When creating reactions, be careful with “gotcha” abilities—ones that punish players for making perfectly reasonable choices, for rolling poorly, and so on. If you include abilities like this, they need to reinforce the creature’s core theme and the play style you want it to use in combat. For example, a creature that Strikes as a reaction when someone fails an attack roll will encourage PCs to use their actions on other tactics, rather than attacking multiple times each turn. Is that what you want? Is this dynamic essential for making the creature feel like it’s supposed to? This isn’t the type of ability you’d give to any old creature— only an incredible duelist or something similar.

Reactions should require something out of the ordinary to happen, or should be relatively weak if triggered by something ordinary. A reaction that triggers anytime someone tries to Strike a creature is likely to be perceived by the players as uninteresting because it’s so predictable.

The best reactions should be telegraphed so when they happen, it makes sense to the players. Think of one of the core reactions of the game: Shield Block. The creature raises its shield—an obvious action the PCs can see—so when it blocks damage from an attack, that makes perfect sense. Similarly, if you made a crystalline creature, you might have it build up sonic energy in a low thrum, so when it uses a reaction to release a burst of sonic energy when hit, the players can say, “Oh, I should have seen that coming.”

Reaction Damage

Source Gamemastery Guide pg. 69
Reactions should use lower damage, usually that of a moderate Strike. A reaction that deals area damage might deal low damage, though use such reactions with caution.

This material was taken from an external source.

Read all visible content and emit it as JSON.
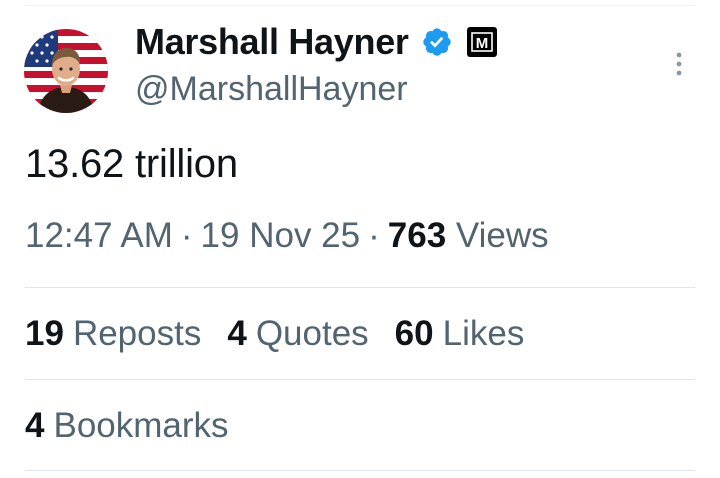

Constant and Automatic Abilities

Source Gamemastery Guide pg. 69
Certain abilities shouldn’t use any actions. Auras are a common constant ability, with frightful presence, an adult red dragon’s dragon heat, and a xulgath’s stench as notable examples. An aura needs a range, and if it needs a DC, you’ll usually set it to the moderate spell DC unless the aura is one of the creature’s defining concepts. For example, the xulgath’s stench DC is significantly higher because the aura is such an iconic part of the creature.

Abilities the creature has no control over should be automatic. For example, the living wildfire fire elemental explodes into flame when it dies. It has no option not to, so this wouldn’t make sense as a reaction or free action. Conversely, the Ferocity ability is a reaction because it requires the creature to give itself a last push to stay at 1 HP.

Constant and Automatic Damage

Source Gamemastery Guide pg. 69
Much like for reactions, damage for a constant ability should be pretty low. Usually this value is just below low Strike damage. Automatic abilities like the living wildfire’s explosion ability tend to deal moderate Strike damage or unlimited-use area damage, and can deal even more if they happen only after the creature is dead or otherwise no longer presents a threat.

Skill Abilities

Source Gamemastery Guide pg. 69
A skilled creature might have abilities related to its skills. The skill feats in the Core Rulebook make for a good baseline. Avoid giving your creature skill abilities that won’t matter in its interactions with PCs.